El técnico valenciano, tras doce partidos con desigual fortuna y una salvación sin brillantez, renueva su vínculo con el club gallego para las dos próximas temporadas

Fran Escriba
Fran Escribá posa junto al presidente Carlos Mouriño tras firmar su renovación con el Celta.

El Celta y Fran Escribá han vinculado sus caminos por las próximas dos temporadas. Al menos eso es lo que han firmado. El acuerdo con el técnico valenciano pretende darle estabilidad a un banquillo por el que han pasado quince entrenadores en trece temporadas. En la última empezó el argentino Antonio Mohamed, prosiguió el luso Miguel Cardoso y a doce jornadas del final se incorporó Escribá, que llevaba temporada y media sin equipo desde su despido en Villarreal.

Escribá reactivó al Celta. Aunque siempre quedará la razonable duda de sí quien de verdad lo hizo fue Iago Aspas, que regresó de su lesión casi al tiempo que el técnico valenciano arribó a Vigo. Escribá llegó con el equipo decimoséptimo, dos puntos sobre el descenso y llegó al final del campeonato en la misma posición, cuatro puntos sobre la línea roja que marcó el Girona. En ese tiempo el Celta ganó cuatro partidos, empató otros tantos y también perdió el mismo número.

En ese estado de ni frío ni calor se suscitó en el club celeste la duda respecto a qué decisión tomar. Pesó la idea de darle continuidad al equipo y más tras una serie de experiencias nada satisfactorias con entrenadores que no conocían la liga española. Escribá atesora un currículum con más de 200 partidos en el fútbol profesional como primer entrenador y un bagaje anterior de siete años como auxiliar de Quique Sánchez Flores en Getafe, Valencia, Benfica o Atlético. En el Celta ha integrado su equipo de trabajo, en el que figura como segundo un exjugador como David Generelo, a otros técnicos del club que no hace mucho que colgaron las botas como son Borja Oubiña o Mario Bermejo.

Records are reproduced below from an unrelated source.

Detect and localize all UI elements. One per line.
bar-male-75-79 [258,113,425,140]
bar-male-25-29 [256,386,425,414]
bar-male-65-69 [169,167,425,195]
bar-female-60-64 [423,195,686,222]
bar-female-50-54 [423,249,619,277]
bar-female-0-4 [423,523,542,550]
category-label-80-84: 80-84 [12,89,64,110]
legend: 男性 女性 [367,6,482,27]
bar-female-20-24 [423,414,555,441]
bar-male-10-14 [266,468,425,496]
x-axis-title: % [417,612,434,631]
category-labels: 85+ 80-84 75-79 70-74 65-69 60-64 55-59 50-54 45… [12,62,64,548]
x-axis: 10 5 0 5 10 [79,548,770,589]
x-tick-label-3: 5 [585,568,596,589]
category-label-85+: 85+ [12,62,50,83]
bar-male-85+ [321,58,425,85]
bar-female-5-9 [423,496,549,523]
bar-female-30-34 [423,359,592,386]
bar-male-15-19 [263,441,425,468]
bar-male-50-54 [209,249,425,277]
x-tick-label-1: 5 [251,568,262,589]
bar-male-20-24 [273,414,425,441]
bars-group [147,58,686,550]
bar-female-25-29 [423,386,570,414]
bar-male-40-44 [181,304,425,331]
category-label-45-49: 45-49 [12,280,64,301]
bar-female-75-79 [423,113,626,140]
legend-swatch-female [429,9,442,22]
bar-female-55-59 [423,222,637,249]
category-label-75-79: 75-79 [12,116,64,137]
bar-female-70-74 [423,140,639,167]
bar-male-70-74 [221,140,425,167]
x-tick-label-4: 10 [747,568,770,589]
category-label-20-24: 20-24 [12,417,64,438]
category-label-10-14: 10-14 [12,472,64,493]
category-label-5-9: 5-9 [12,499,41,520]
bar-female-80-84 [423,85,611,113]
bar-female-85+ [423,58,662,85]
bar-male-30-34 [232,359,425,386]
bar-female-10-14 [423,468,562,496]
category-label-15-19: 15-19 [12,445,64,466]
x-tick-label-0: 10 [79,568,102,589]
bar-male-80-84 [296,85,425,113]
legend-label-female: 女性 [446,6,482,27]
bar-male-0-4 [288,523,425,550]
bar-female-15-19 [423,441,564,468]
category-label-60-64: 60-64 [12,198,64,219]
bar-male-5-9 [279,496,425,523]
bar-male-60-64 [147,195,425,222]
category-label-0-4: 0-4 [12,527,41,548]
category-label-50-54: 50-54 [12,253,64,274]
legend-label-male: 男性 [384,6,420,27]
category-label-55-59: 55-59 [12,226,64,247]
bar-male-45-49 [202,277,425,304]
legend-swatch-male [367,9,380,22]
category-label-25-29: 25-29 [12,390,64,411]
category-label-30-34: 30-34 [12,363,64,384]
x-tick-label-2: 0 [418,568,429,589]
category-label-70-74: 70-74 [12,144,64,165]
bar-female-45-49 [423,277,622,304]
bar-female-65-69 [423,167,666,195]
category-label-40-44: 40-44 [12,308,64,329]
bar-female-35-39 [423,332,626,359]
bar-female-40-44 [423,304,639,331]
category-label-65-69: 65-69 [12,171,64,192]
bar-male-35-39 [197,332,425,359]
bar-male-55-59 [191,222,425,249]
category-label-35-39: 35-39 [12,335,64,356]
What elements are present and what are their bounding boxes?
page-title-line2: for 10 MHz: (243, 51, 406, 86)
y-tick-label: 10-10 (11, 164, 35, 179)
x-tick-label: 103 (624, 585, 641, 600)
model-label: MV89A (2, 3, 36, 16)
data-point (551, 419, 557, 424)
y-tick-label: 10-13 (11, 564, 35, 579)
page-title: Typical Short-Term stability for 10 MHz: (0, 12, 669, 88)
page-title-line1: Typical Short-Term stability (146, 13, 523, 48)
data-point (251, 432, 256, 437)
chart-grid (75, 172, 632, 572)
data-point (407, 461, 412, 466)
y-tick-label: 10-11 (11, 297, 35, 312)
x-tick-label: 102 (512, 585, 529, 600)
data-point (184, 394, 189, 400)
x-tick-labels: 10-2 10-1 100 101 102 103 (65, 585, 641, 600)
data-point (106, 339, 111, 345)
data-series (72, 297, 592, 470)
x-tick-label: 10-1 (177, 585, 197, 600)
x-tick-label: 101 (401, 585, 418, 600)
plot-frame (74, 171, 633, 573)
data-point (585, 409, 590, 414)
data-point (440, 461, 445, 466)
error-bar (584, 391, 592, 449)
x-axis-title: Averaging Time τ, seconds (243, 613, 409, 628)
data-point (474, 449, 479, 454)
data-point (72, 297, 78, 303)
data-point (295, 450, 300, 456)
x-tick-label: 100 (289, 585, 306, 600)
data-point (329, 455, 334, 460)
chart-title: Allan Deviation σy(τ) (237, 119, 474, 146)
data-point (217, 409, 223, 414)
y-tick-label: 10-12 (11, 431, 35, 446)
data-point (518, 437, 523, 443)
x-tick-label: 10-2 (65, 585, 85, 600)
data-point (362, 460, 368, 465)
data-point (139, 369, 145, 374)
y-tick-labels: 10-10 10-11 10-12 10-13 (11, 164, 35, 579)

A Escribá le gusta una idea de fútbol combinativa y en el Celta valoran esa idea porque quieren retomar el estilo que no hace tanto le llevó a Europa. Lo demanda además Iago Aspas, que le ha pedido al club dar un paso más. Escribá fue un niño prodigio del fútbol, una joya que se pulía en la cantera del Valencia y no logró dar el salto al primer equipo. Se diluyó en equipos de Segunda B y Tercera antes de pasar a los banquillos donde su progresión no fue explosiva, tanto que por si acaso estudió y se sacó una oposición de administrativo. Pero desde hace años ya solo piensa en fútbol e incluso se ha permitido desechar alguna opción antes de atender la llamada del Celta. Asegura que el pasado verano le llegaron más propuestas de trabajo que nunca, pero no se animó con ninguna hasta que a primeros de marzo se mudó a Galicia. “El proyecto bueno está por llegar y cuando lo tenga delante sabré que es ese”, decía. Ahí está, en Vigo, con dos años por delante para extraer rendimiento a un equipo con muchas más posibilidades que las que mostró en la última campaña. Se sienta, eso sí, en un banquillo caliente.